We interviewed Mattia Crespi, CEO and Founder of Qbit Technologies, Research Affiliate of the Institute For The Future, and Member of the NATO ACT Innovation Hub. Qbit Technologies Inc is an award-winning Palo Alto Start-up founded in 2013 that develops Virtual and Augmented Reality solutions for enterprises. Mattia explained us how VR solutions are being adopted by companies not only for training purposes but also for e-commerce and for conferencing, what are current blockers and how these technologies are evolving and will give birth to a 3D workspace.
What are the growing business applications of Virtual and Augmented reality?
Virtual Reality (VR) is mostly used for training purposes. Demand for e-commerce is growing: compared to a traditional online store, 3D stores allow customers to evaluate products, try them and have a social shopping experience with their friends. 3D Conferencing is another growing area of application: people can arrange a meeting or an event in online 3D collaboration environments.
Augmented Reality (AR) is frequently used for maintenance, assembly and quality controls, plus to amaze customers during events.
What are some interesting projects you have recently developed using VR technologies?
Among our clients there are large industrial companies, retailers, system integrators and also universities (mostly American).
We have driven several pilot projects that have contributed to increase the understanding of these technologies and measure their results. Recently we’ve developed an oil well simulator for the UND (University of North Dakota). We also created several VR english courses both for universities and companies.
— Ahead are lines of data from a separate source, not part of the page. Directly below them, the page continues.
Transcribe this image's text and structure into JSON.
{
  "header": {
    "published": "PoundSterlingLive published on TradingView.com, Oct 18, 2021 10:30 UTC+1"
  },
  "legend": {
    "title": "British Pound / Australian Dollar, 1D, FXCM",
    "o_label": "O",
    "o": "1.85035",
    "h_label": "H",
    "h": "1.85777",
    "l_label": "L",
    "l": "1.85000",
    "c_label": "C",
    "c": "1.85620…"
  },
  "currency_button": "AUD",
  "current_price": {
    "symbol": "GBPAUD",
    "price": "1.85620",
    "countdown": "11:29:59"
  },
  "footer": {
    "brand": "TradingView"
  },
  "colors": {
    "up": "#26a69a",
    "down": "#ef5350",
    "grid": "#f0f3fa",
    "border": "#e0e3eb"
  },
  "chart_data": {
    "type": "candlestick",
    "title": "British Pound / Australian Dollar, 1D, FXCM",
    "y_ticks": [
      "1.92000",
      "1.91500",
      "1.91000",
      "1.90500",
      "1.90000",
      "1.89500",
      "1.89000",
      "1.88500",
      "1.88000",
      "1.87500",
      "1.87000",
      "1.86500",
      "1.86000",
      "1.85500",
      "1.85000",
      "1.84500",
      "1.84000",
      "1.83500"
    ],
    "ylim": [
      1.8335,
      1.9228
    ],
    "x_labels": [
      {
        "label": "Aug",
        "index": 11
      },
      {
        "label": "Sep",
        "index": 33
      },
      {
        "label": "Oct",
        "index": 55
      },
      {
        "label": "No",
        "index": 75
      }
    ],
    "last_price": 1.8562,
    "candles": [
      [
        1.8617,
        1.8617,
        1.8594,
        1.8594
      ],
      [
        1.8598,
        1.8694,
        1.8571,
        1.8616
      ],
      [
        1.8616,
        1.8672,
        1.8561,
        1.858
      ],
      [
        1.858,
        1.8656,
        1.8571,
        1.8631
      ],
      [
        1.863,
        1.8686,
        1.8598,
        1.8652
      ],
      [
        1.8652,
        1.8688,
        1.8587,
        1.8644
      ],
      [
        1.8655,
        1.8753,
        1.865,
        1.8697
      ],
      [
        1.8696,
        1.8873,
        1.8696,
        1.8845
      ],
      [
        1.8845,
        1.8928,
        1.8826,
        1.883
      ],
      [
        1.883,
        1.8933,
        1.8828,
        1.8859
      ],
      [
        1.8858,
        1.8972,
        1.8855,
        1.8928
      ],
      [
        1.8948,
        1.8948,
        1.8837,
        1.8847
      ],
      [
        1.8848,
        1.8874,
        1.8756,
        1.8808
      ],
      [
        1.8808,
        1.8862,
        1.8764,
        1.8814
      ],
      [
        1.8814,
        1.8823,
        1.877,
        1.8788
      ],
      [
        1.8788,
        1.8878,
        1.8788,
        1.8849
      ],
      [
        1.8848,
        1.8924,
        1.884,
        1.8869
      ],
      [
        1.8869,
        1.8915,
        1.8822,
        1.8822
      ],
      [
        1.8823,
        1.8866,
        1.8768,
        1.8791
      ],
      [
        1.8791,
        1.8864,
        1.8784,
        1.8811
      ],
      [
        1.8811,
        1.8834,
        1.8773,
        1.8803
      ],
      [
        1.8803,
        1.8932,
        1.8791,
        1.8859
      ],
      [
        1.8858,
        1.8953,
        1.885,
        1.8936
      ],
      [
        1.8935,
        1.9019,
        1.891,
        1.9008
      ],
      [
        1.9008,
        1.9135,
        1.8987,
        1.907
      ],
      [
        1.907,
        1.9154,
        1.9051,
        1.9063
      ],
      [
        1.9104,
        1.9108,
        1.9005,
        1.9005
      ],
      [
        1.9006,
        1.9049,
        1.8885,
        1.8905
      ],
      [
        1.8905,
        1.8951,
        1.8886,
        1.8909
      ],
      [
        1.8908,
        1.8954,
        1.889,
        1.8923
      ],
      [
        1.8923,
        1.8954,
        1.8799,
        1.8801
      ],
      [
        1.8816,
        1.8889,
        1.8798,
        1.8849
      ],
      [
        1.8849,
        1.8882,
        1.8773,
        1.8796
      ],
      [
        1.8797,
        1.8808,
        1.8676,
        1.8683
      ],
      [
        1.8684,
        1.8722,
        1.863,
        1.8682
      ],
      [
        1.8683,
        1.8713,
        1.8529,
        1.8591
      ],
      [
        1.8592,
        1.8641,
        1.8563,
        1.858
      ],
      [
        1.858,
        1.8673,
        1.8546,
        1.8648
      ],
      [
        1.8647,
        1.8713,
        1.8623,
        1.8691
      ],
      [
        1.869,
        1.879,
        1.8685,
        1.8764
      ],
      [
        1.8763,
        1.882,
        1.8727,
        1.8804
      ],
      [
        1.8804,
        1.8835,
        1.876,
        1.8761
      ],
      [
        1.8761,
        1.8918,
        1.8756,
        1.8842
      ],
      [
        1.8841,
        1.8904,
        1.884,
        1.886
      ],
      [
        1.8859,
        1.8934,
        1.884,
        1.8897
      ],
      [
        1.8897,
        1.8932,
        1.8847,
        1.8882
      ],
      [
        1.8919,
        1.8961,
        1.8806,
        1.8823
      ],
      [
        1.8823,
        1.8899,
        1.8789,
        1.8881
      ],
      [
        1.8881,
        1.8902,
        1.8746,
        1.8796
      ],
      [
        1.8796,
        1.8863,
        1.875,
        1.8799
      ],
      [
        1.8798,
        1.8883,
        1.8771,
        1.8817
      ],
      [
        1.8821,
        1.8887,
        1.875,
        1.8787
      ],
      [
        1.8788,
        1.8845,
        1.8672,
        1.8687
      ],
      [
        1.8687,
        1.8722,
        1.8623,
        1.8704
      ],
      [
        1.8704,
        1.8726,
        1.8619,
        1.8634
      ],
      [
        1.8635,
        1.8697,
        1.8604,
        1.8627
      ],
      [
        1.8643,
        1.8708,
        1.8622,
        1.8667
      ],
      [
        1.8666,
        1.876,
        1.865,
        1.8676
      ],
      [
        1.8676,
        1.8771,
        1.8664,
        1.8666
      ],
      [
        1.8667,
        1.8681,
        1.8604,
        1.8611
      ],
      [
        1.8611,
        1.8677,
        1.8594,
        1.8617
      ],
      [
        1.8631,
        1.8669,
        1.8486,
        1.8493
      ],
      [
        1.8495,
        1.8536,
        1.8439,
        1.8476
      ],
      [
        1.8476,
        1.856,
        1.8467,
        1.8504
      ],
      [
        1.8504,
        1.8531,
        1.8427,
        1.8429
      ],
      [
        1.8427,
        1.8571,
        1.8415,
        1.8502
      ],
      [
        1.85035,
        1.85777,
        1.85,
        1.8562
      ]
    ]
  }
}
In the 3D conferencing area, we also developed a collaboration space for Ventura Spa: it consists of an online platform for meetings and virtual events that allow people to connect from different geographic areas and to meet in real-time; using virtual spaces, people can connect, share presentations and work on 3D models.
3D conferencing systems allow companies to achieve consistent costs savings.
How long does it take to develop a VR simulation and which professionals take part in the development phase?
On average it takes 3 months to develop a VR project. Typically our clients don’t know how to start developing these projects, they ask a lot of questions and we need to explain how it works: they are guided throughout an interview process so that we can define their needs (e.g. what devices are more suitable to their needs, if the experience is multi-user ecc.). Multiple professionals work on the development of a VR simulation (mainly graphics, 3D modelers, UI designers and programmers etc).
What are advantages VR technologies give to companies?
Lower costs and shorter leaning times are the main advantages. Moreover, they empower companies to measure results more accurately: since people are immersed in a digital environment, every action can be detected. Virtual reality (VR) allows companies to simulate dangerous situations that cannot be reproduces in the reality (e.g. explosions, crashes, natural disasters).
In your view, what are the main barriers to adoption to this kind of technologies?
Costs and usability are the main barriers to adoption. Technologies are still at the beginning: for instance, for AR an appropriate headset is still missing.
AR and VR are protagonists of a trend in network evolution. Network is increasingly becoming more environmental and tridimensional: immersive technologies allow to display environmental reality. We are testimonials of a trend that sees screens dying and the birth of a 3D workspace.